Saturday

Syndicate Files: The Sister - Prologue

((Co-Authored with Ciarente))

The trouble started with the girl.


That's not where the whole thing started, of course. The whole thing started with Tialya Kikkettan's ring.


Tialya Kikkettan was like just about everyone who ended up in my office: she had just enough trouble on her plate to want to pay someone to make it go away, just enough money in her bank account to afford my rates, and just enough to hide to want to keep the whole thing off any official radar.


Her husband gave her the ring, a family heirloom, Tialya said, sitting in my office clutching her bag so hard the swollen joints of her skinny fingers were white with the force of her grip. I wasn't sure which she was worried might try and scuttle away into the corner and do something unmentionable: the bag or her hands.


The ring had been stolen, probably by the maid she'd fired last week. She wanted it back, and she didn't want the police involved.


The way her gaze slid away from mine when she mentioned the police made me think that 'stolen' might not be the right word, but it's not my place to judge, especially when there's 500 syns a day plus expenses at stake. She wasn't the first woman to give a trinket to a lover, and she wasn't the first woman to regret the gift after the relationship went sour.


Trace and retrieve, that was the job. How hard could it be? I thought.


Then it turned out that Tialya's former 'maid' was keeping new and dangerous company. The ring that Tialya's husband thought had been sent away for cleaning was on the hand of a mid-level Serpentis boss. Trace, well, I'd done that. Retrieve? Getting anywhere near him was next to impossible.


So I was having a cup of coffee and glumly contemplating how I was going to return Tialya Kikkettan's advance, since I'd already given most of it to my landlord, when the door to my office opened and trouble walked in on two-inch heels.


At first glance, she didn't look like trouble: soft blue eyes, a pretty face too young to have lines to show if that polite smile was her usual expression or if she'd worn it just for me, and a well-tailored dress doing its best to play down curves that could stop traffic.
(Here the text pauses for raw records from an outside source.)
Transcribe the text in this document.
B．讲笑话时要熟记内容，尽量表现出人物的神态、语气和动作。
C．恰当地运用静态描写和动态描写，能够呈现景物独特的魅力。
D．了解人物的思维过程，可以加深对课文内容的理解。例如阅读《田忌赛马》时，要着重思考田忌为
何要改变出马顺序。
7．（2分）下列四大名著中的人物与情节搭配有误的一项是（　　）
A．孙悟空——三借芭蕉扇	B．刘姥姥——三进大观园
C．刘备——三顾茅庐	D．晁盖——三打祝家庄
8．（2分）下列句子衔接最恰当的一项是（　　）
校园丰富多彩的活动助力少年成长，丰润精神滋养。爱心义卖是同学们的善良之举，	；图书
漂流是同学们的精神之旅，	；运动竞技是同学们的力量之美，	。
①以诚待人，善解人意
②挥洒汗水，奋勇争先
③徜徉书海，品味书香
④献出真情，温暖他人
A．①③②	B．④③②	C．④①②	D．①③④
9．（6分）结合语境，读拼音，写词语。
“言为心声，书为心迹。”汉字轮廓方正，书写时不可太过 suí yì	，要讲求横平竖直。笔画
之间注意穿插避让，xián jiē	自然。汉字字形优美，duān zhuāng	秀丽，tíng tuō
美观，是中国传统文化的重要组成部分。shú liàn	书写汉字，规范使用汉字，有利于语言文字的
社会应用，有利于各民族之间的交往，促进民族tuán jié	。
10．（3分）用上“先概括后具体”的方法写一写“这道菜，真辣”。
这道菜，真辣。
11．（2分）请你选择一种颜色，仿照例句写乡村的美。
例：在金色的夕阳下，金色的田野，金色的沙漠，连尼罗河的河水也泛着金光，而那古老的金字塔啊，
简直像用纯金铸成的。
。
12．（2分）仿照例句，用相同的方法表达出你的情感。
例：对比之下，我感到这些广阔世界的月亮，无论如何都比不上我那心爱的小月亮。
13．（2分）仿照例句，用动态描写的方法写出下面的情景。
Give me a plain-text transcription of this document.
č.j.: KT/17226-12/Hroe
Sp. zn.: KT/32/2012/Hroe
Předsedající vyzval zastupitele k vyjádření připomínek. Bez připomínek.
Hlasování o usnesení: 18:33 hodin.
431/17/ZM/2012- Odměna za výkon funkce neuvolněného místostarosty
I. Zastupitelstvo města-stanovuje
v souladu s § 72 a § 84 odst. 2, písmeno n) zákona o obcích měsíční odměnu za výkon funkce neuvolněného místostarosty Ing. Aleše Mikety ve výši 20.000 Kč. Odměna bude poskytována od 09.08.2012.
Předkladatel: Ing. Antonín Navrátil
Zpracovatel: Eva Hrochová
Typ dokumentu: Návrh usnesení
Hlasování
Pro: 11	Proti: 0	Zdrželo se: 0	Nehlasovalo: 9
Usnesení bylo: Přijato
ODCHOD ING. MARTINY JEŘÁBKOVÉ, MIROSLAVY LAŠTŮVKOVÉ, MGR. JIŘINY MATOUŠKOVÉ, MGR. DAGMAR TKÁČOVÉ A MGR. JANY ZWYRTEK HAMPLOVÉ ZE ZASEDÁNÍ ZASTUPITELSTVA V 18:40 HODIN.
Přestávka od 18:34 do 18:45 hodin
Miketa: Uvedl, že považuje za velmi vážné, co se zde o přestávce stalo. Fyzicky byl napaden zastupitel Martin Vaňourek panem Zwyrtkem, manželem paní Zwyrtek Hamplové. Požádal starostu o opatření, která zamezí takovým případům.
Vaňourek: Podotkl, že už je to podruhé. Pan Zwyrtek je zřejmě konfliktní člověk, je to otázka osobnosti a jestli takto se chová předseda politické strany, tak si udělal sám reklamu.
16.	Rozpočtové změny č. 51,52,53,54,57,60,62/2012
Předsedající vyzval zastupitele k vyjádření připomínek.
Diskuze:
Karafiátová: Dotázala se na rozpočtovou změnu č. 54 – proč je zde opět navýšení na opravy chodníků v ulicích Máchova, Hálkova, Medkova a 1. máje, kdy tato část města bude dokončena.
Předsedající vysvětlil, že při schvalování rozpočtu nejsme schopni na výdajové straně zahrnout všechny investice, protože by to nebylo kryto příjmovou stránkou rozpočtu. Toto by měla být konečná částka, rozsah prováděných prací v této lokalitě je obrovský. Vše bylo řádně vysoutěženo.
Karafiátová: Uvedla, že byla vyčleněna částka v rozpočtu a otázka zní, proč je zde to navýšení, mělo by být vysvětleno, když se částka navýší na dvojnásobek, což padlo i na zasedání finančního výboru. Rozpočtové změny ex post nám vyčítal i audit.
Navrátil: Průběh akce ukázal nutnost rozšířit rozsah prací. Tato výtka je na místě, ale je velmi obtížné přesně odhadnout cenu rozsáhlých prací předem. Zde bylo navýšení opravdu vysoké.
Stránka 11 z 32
But the pretty face and the softly curling blonde hair and the demure dress all had that faint gloss of wealth, like they started their day being polished with 500 Syn notes. And if that hadn't warned me, then there was the bodyguard who came in with her sporting a look that said 'I can kill you with my pinky', the two big, square-jawed types who blotted out my doorway looking just as mean, and when soft blue eyes sat down in the chair across from me I caught a flash of jewels and metal on the back of her neck, almost hidden in that gently curling blonde hair.


Podder.


That was enough to tell me she was trouble, however she looked. Besides, trouble is why people come to me. They're in it, they want to cause it, they want to head it off at the pass, or -


"It's my sister," the podder said, in the soft Gallente accent of the high-sec Fed-bred. "She's in - "


"Trouble?"


Her blue eyes widened. "How did you know?"